I thought we were past the whole “dads don’t cook” thing.
Sure, we still have a strong dose of stereotypical, old fashioned marketing out there via Betty Crocker, Texas Toast, Jif, and others, but I wouldn’t have expected this kind of a headline from a young, modern mom and a website promising to be “your healthy family resource.”
Besides, this kind of old school caption is a tremendous disservice to moms, which still assumes mom’s place is in the kitchen. It also assumes that dad’s don’t help in the kitchen; for the majority of families 70 years ago, that might have been true, but not anymore.

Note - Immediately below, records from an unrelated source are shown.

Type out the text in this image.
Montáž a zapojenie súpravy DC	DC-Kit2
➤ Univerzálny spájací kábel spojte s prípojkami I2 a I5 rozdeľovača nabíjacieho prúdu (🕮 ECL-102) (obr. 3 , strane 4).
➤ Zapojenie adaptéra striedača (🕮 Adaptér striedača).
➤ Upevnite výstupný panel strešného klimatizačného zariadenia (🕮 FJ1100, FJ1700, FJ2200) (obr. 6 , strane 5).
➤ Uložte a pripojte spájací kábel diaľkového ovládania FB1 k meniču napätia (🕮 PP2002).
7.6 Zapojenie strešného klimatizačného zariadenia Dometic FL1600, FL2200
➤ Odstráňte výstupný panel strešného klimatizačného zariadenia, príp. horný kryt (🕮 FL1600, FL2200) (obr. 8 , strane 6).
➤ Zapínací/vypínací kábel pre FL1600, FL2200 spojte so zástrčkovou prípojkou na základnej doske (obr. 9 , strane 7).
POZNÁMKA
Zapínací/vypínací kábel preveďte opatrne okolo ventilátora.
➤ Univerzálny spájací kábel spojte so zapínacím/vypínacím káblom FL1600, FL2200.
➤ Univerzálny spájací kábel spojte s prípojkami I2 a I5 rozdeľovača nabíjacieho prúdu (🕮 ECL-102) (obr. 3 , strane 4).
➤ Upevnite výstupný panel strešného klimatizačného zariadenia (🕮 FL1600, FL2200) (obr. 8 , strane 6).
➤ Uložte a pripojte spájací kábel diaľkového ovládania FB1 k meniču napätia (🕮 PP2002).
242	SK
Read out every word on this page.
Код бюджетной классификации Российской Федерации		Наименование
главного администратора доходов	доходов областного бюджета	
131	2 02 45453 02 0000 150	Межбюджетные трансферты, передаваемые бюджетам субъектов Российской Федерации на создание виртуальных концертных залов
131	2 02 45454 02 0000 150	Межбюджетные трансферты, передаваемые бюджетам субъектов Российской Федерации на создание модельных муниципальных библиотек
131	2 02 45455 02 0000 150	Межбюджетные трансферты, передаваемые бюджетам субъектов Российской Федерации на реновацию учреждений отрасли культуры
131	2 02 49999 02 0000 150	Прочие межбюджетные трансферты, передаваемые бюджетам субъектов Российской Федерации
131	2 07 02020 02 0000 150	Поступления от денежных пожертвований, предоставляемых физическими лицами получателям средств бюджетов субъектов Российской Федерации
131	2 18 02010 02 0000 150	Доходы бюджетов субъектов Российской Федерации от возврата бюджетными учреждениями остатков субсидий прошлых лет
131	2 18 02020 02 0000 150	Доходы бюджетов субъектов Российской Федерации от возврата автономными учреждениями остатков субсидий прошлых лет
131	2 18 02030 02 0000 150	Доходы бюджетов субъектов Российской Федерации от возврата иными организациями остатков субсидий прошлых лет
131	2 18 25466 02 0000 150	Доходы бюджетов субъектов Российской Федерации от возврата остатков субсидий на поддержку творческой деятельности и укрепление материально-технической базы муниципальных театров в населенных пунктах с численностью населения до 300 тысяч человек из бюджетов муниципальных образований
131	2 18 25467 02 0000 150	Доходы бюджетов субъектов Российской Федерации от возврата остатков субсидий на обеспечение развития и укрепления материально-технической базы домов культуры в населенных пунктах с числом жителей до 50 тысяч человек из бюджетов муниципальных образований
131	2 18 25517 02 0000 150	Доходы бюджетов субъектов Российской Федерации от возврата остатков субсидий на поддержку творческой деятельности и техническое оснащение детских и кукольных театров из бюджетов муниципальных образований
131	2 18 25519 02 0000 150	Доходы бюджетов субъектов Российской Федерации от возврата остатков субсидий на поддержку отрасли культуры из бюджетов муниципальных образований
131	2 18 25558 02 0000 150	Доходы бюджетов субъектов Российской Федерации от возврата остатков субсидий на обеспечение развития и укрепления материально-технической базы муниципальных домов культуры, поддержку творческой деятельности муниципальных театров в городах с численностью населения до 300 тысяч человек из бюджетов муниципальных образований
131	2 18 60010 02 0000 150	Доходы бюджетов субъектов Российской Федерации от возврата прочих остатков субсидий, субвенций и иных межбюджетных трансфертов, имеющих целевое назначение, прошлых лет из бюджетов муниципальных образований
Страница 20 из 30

Women work outside the home now, and more and more, duties are shared. It’s not perfect in every home, but dads and moms are both taking on roles they never would have considered back in the day.
Produce for Kids has an impressive reputation for using the word parent as much as possible, and not often excluding dads. Its blog author lineup is rather imbalanced by using only two dads, but at least the site has been fairly good about including fathers in photos, proving that they’re parents, too. Still ,we’d like to see them employ a more fatherly perspective from its writers, proving dad’s worth as a parent who cares about his kids’ nutrition.
I’ve even seen dads in grocery stores.
The least Produce for Kids could do is revise the headline – a simple fix – and thus make dads feel like PFK is talking to them, too. If this was a newspaper, it’s in print forever, and there’s no changing it. But the wonder of the Internet lets its authors/editors make changes whenever they want.
Indeed, no one likes to be ignored, and dads are also looking for ideas on how to put together a quick meal on busy nights.